Honda HRC's situation is genuinely unprecedented in the sport. They can root for the red plate in the abstract, but the red plate is always one of their riders. Any strategy decision — equipment updates, track support, data sharing between programs — carries an implicit weight it has never had before. The team is neutral by necessity in a fight where neutrality is almost physically impossible to maintain.

Meanwhile, Haiden Deegan sits 51 points back in third and is not yet a serious mathematical threat over a season this long. But he's close enough that a two-race swing with a DNF for either Lawrence would change the picture entirely. The pressure to not hand Deegan a gift by trading elbows with each other is real — and it's the kind of pressure that doesn't make sibling rivalry easier.

"We're teammates and we're brothers. That doesn't make it easier out there. I want to beat him just as much as I want to beat anyone else."

Hunter Lawrence

The Road to Southwick

Southwick is tomorrow. The Wick 338 in Southwick, Massachusetts is the only all-sand national on the Pro Motocross calendar — a track that plays by different rules than every other round of the season. Sand rewards raw power and physical aggression over the technical line-reading that wins at High Point or the mechanical precision that carries riders through Thunder Valley. It punishes riders who overthink it and rewards riders who commit completely to a line and hold on.

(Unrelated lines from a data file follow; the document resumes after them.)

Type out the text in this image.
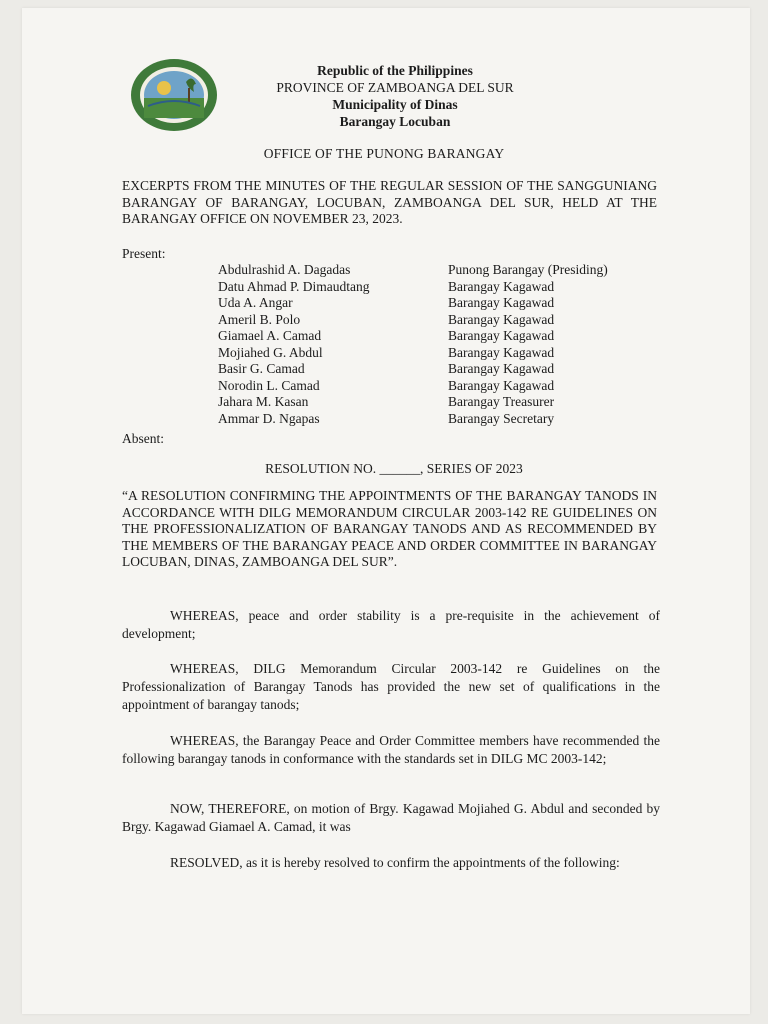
Republic of the Philippines
PROVINCE OF ZAMBOANGA DEL SUR
Municipality of Dinas
Barangay Locuban
OFFICE OF THE PUNONG BARANGAY
EXCERPTS FROM THE MINUTES OF THE REGULAR SESSION OF THE SANGGUNIANG BARANGAY OF BARANGAY, LOCUBAN, ZAMBOANGA DEL SUR, HELD AT THE BARANGAY OFFICE ON NOVEMBER 23, 2023.
Present:
Abdulrashid A. Dagadas	Punong Barangay (Presiding)
Datu Ahmad P. Dimaudtang	Barangay Kagawad
Uda A. Angar	Barangay Kagawad
Ameril B. Polo	Barangay Kagawad
Giamael A. Camad	Barangay Kagawad
Mojiahed G. Abdul	Barangay Kagawad
Basir G. Camad	Barangay Kagawad
Norodin L. Camad	Barangay Kagawad
Jahara M. Kasan	Barangay Treasurer
Ammar D. Ngapas	Barangay Secretary
Absent:
RESOLUTION NO. ______, SERIES OF 2023
“A RESOLUTION CONFIRMING THE APPOINTMENTS OF THE BARANGAY TANODS IN ACCORDANCE WITH DILG MEMORANDUM CIRCULAR 2003-142 RE GUIDELINES ON THE PROFESSIONALIZATION OF BARANGAY TANODS AND AS RECOMMENDED BY THE MEMBERS OF THE BARANGAY PEACE AND ORDER COMMITTEE IN BARANGAY LOCUBAN, DINAS, ZAMBOANGA DEL SUR”.
WHEREAS, peace and order stability is a pre-requisite in the achievement of development;
WHEREAS, DILG Memorandum Circular 2003-142 re Guidelines on the Professionalization of Barangay Tanods has provided the new set of qualifications in the appointment of barangay tanods;
WHEREAS, the Barangay Peace and Order Committee members have recommended the following barangay tanods in conformance with the standards set in DILG MC 2003-142;
NOW, THEREFORE, on motion of Brgy. Kagawad Mojiahed G. Abdul and seconded by Brgy. Kagawad Giamael A. Camad, it was
RESOLVED, as it is hereby resolved to confirm the appointments of the following:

Both Lawrences have the power and the aggression that sand demands. Jett's natural athleticism and explosiveness translate well to loose conditions where the bike is always moving underneath you. Hunter's patience and physical strength are exactly what you need when the ruts in moto two are deep enough to swallow a front wheel. Neither brother has a clear and obvious disadvantage going into The Wick 338, which means the three-point gap will be settled by execution, not by a course that suits one rider over the other.

What sand does do, more than any other surface on the circuit, is punish mistakes with extreme prejudice. A missed line in the sand doesn't just cost you a position — it costs you momentum you can't get back for the next quarter mile. A physical miscalculation doesn't just slow you down — it can flip a bike in a way that packed dirt rarely does. With only three points separating them, one DNF — one failed tip-over catch, one moment of arm pump at the wrong time — could flip the points lead entirely. Six rounds remain after Southwick. Every moto matters, but tomorrow matters more.

The 2026 season is shaping up as one of the most remarkable family stories the sport has ever produced. Not just that two brothers are dominating — but that neither is giving an inch, round after round, moto after moto. This isn't a coronation. It's a sibling rivalry playing out at 60 mph on dirt. The history books will remember whoever wins the title. The sport will remember that this was the summer two brothers from Queensland went to war with each other on every national circuit in America — and neither one blinked. Southwick is tomorrow. The sand doesn't care whose brother you are.